The old adage, "Be careful what you wish for," is never more true than in politics. The political party out of power always wants to gain control, but being in control has major political risks. Politicians want control for their political parties, feeling that control will offer them the privileges of power. These perceived privileges include: more powerful leadership positions; controlling the political agenda; control of committees and sub-committees; higher budgets; and "pork" projects for their constituents; among other things. In their fervor for control, they ignore certain political realities, or convince themselves that the past election results in favor of their party was due to certain factors, when the reality might very well be otherwise.

The Democratic Party enjoyed a near landslide election result in November 2008, not only electing the President, but gaining sizable majorities in both houses of Congress. The margin in the Senate, when one counted in the two Independent Senators (from Vermont and Connecticut), who generally vote with the Democrats, actually secured the magic super-majority of 60, which, if voted as a bloc, created a filibuster- proof majority. In their fervor and celebration of the results of the election, Democrats began believing their own campaign slogan, and falsely interpreting the results to mean that Americans voted for "Change," when a more accurate analysis would probably be that the American electorate had enough of the Bush- Cheney Republicans.

President Obama began his Presidency with a near record popularity and approval rating, which has dramatically dropped in a year. When the economy worsened and joblessness increased, many Americans perceived that the President and his party's agenda was further to the "left" than most Americans desired. While most Americans wanted their government to make the economy and, specifically, joblessness, the number one priority, it was perceived that too much time was spent on a health insurance plan that polls indicate the majority of Americans disapprove of. While the candidate Obama portrayed himself as the peace candidate, and promised to get out of Guantanamo, etc., President Obama's policies often dramatically conflicted with those promises.
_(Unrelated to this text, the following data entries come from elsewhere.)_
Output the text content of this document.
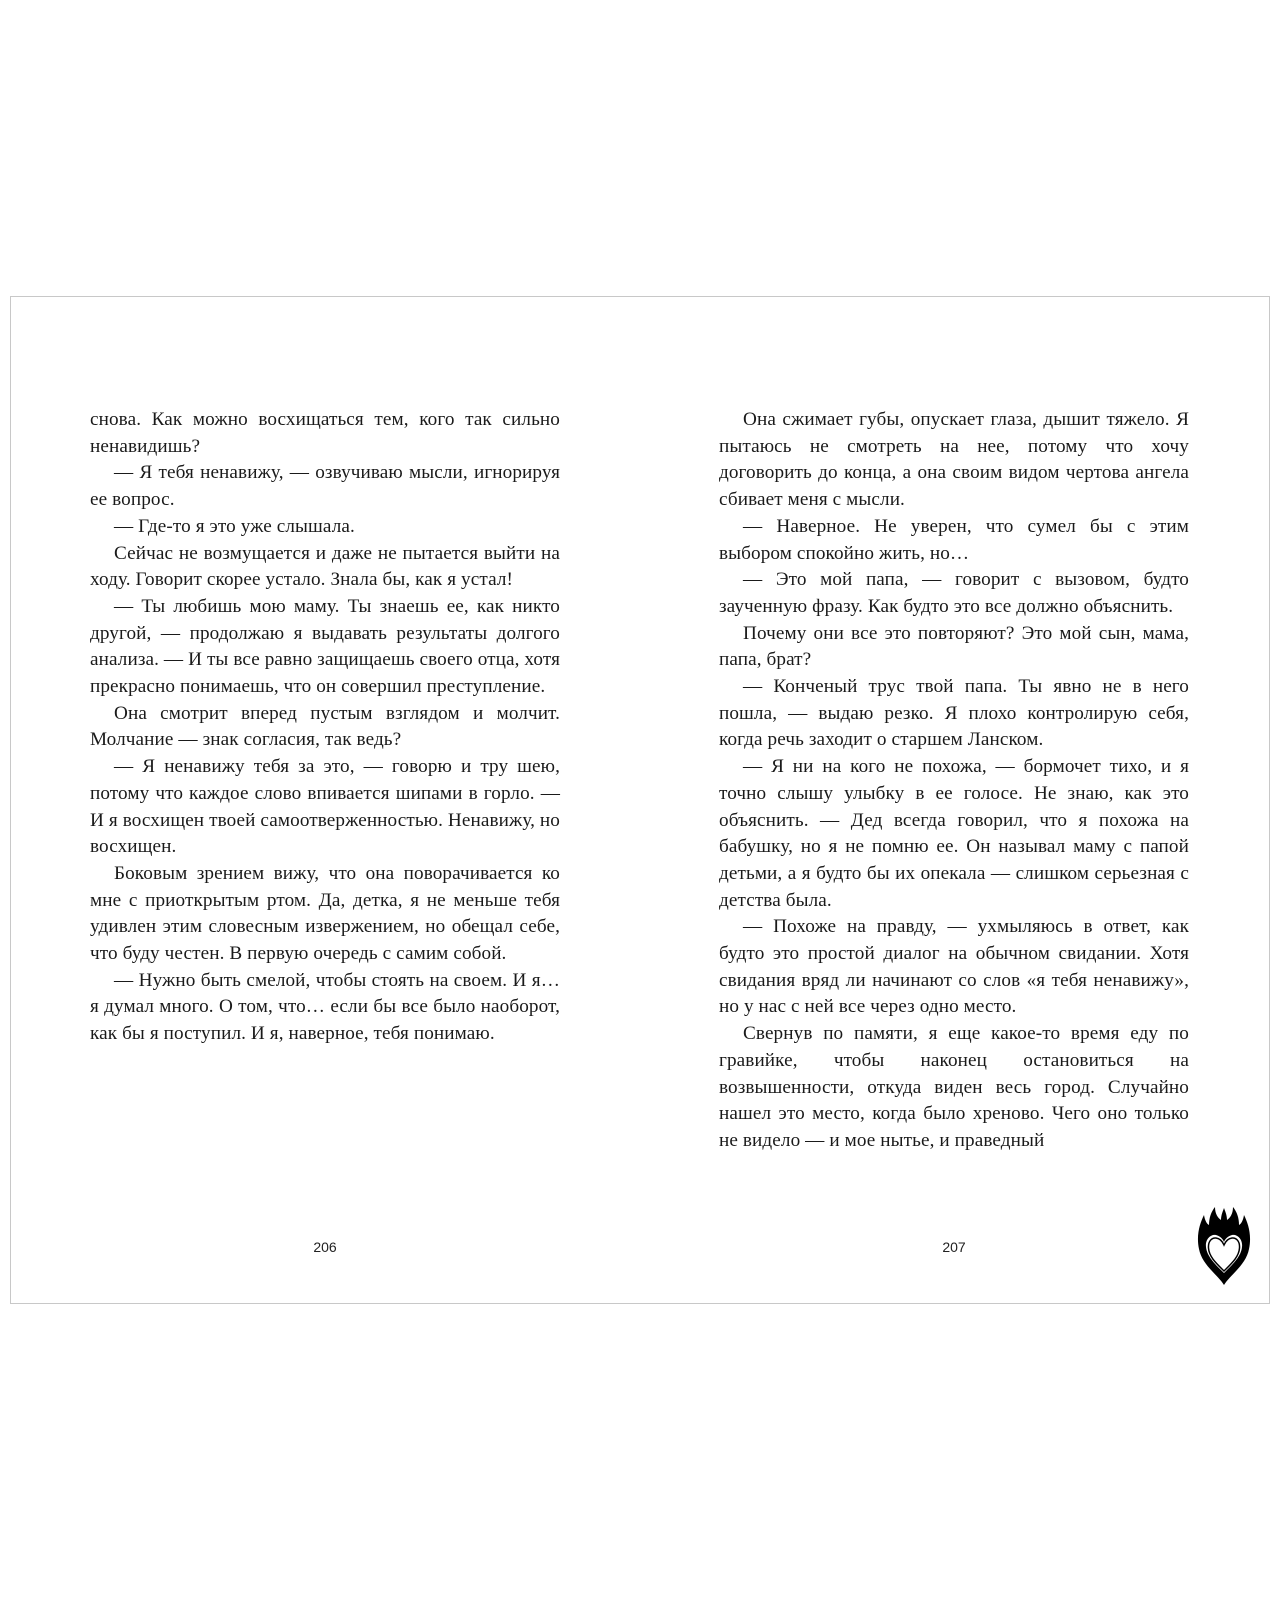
снова. Как можно восхищаться тем, кого так сильно ненавидишь?

— Я тебя ненавижу, — озвучиваю мысли, игнорируя ее вопрос.

— Где-то я это уже слышала.

Сейчас не возмущается и даже не пытается выйти на ходу. Говорит скорее устало. Знала бы, как я устал!

— Ты любишь мою маму. Ты знаешь ее, как никто другой, — продолжаю я выдавать результаты долгого анализа. — И ты все равно защищаешь своего отца, хотя прекрасно понимаешь, что он совершил преступление.

Она смотрит вперед пустым взглядом и молчит. Молчание — знак согласия, так ведь?

— Я ненавижу тебя за это, — говорю и тру шею, потому что каждое слово впивается шипами в горло. — И я восхищен твоей самоотверженностью. Ненавижу, но восхищен.

Боковым зрением вижу, что она поворачивается ко мне с приоткрытым ртом. Да, детка, я не меньше тебя удивлен этим словесным извержением, но обещал себе, что буду честен. В первую очередь с самим собой.

— Нужно быть смелой, чтобы стоять на своем. И я… я думал много. О том, что… если бы все было наоборот, как бы я поступил. И я, наверное, тебя понимаю.

Она сжимает губы, опускает глаза, дышит тяжело. Я пытаюсь не смотреть на нее, потому что хочу договорить до конца, а она своим видом чертова ангела сбивает меня с мысли.

— Наверное. Не уверен, что сумел бы с этим выбором спокойно жить, но…

— Это мой папа, — говорит с вызовом, будто заученную фразу. Как будто это все должно объяснить.

Почему они все это повторяют? Это мой сын, мама, папа, брат?

— Конченый трус твой папа. Ты явно не в него пошла, — выдаю резко. Я плохо контролирую себя, когда речь заходит о старшем Ланском.

— Я ни на кого не похожа, — бормочет тихо, и я точно слышу улыбку в ее голосе. Не знаю, как это объяснить. — Дед всегда говорил, что я похожа на бабушку, но я не помню ее. Он называл маму с папой детьми, а я будто бы их опекала — слишком серьезная с детства была.

— Похоже на правду, — ухмыляюсь в ответ, как будто это простой диалог на обычном свидании. Хотя свидания вряд ли начинают со слов «я тебя ненавижу», но у нас с ней все через одно место.

Свернув по памяти, я еще какое-то время еду по гравийке, чтобы наконец остановиться на возвышенности, откуда виден весь город. Случайно нашел это место, когда было хреново. Чего оно только не видело — и мое нытье, и праведный

206	207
There's an old political adage, "It's the economy, stupid." President Obama and the Democratic Party did not sufficiently heed this advice, and the mid-term elections in November 2010, found Democrats on the outside once again in the House of Representatives, and the margin in the Senate reduced dramatically. Americans predominantly blame incumbents, and specifically, those in power, when things are going badly. Republicans are now rejoicing about the Republican victory in the Massachusetts Senate race, the New Jersey Gubernatorial race, and their dramatic victories in the mid-term elections, etc. Republicans had better be careful what they wish for, because if they don't have a workable plan that is palatable to the American public, their rejoicing will likewise turn to regret.

The lesson politicians should learn is that, in the long run, we have had enough rhetoric and empty, unworkable, un-doable promises. When politicians become statesman instead of just "empty suits," both they and the American public will benefit!